FIG. 3 is a cross-sectional basic structure diagram of the BR-LD, FIG. 3 is a cross-sectional basic structure diagram of the external modulation type DFB-LD in the embodiment, and FIG. 4 is a cross-sectional basic structure diagram of the conventional example DBR-LD. 1 ... InP substrate, 2 ... MQW layer, 7 ... Diffraction grating, 21 ... Active region, 22 ... Light modulation region, 2
3 ... Optical return area.

Claims (4)

[Claims] 1. An active layer, a diffraction grating, a second conductivity type epitaxial layer, and a second conductivity type on the same semiconductor substrate of the first conductivity type.
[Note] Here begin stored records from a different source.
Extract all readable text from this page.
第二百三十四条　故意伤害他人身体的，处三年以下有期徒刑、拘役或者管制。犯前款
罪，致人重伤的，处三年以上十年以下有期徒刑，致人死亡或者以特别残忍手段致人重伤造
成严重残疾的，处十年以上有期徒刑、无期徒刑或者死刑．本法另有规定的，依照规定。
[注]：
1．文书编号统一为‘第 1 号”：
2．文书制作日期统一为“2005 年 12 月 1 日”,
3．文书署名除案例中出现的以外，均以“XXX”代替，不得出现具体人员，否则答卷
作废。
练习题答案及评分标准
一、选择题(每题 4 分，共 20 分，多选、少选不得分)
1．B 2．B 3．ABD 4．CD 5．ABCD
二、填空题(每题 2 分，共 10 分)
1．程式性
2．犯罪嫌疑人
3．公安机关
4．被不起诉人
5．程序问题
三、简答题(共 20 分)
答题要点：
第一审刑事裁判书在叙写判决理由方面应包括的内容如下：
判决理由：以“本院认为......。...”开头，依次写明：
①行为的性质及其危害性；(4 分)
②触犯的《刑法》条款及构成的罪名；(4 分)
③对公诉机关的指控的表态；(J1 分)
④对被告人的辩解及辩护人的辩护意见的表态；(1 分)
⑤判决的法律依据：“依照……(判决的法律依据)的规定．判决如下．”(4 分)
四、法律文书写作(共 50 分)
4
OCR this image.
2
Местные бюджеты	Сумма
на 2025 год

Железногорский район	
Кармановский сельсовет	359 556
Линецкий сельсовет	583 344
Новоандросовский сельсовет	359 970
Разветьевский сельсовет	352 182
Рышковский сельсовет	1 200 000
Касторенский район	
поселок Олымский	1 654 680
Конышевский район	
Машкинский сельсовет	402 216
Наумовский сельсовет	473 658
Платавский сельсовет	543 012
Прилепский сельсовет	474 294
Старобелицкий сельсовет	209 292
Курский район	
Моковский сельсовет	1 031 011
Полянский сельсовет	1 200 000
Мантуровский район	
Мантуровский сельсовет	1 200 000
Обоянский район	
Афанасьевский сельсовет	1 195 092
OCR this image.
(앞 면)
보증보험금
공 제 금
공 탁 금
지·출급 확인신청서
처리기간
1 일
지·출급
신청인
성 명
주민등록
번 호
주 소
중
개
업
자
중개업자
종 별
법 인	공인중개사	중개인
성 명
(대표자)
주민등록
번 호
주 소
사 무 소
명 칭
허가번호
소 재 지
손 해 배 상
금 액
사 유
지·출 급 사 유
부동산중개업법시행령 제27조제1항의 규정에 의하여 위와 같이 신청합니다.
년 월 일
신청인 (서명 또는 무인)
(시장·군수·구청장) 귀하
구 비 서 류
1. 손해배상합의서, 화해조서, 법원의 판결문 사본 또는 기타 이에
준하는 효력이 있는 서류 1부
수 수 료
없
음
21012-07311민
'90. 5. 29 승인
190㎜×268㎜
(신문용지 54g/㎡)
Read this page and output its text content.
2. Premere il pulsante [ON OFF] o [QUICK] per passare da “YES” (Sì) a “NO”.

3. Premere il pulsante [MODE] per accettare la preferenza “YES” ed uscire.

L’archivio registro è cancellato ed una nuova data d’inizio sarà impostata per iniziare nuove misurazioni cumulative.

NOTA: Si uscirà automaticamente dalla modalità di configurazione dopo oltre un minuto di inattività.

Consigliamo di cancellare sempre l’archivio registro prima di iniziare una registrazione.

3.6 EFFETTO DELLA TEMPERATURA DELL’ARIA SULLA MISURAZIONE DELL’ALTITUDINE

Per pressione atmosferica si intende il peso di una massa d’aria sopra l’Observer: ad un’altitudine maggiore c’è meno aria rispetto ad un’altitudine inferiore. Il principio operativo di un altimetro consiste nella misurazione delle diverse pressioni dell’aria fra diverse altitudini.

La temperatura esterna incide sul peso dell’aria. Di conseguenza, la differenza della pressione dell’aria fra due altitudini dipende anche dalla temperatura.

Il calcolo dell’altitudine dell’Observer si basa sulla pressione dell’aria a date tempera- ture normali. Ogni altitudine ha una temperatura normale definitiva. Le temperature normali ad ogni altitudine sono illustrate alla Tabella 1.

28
A first region including a first electrode of conductivity type and a second region including an optical waveguide layer for light emitted from the first region, the active layer and the second region in the first region. 2. A semiconductor laser characterized in that the optical waveguide layer in the region 2 is composed of multiple quantum well layers of the same growth layer, and the well thickness of the quantum well layer in the first region is larger than the well layer thickness in the second region. apparatus. 2. A first region including an active layer, an epitaxial layer of a second conductivity type, and a first electrode of a second conductivity type and the first region on the same semiconductor substrate of the first conductivity type. Having a second region including an optical waveguide layer and a diffraction grating for the light emitted from the light source, and the active layer in the first region and the optical waveguide layer in the second region are multi-quantum well layers of the same growth layer. And the well layer thickness of the quantum well layer in the first region is the second
The semiconductor laser device is characterized in that it is thicker than the well layer thickness in the region. 3. A second conductivity type second area in the second area.
The semiconductor laser device according to claim 1 or 2, wherein the semiconductor laser device has the electrode of. 4. The semiconductor laser device according to claim 1, further comprising a third region having an electrical isolation function in a boundary region between the first and second regions.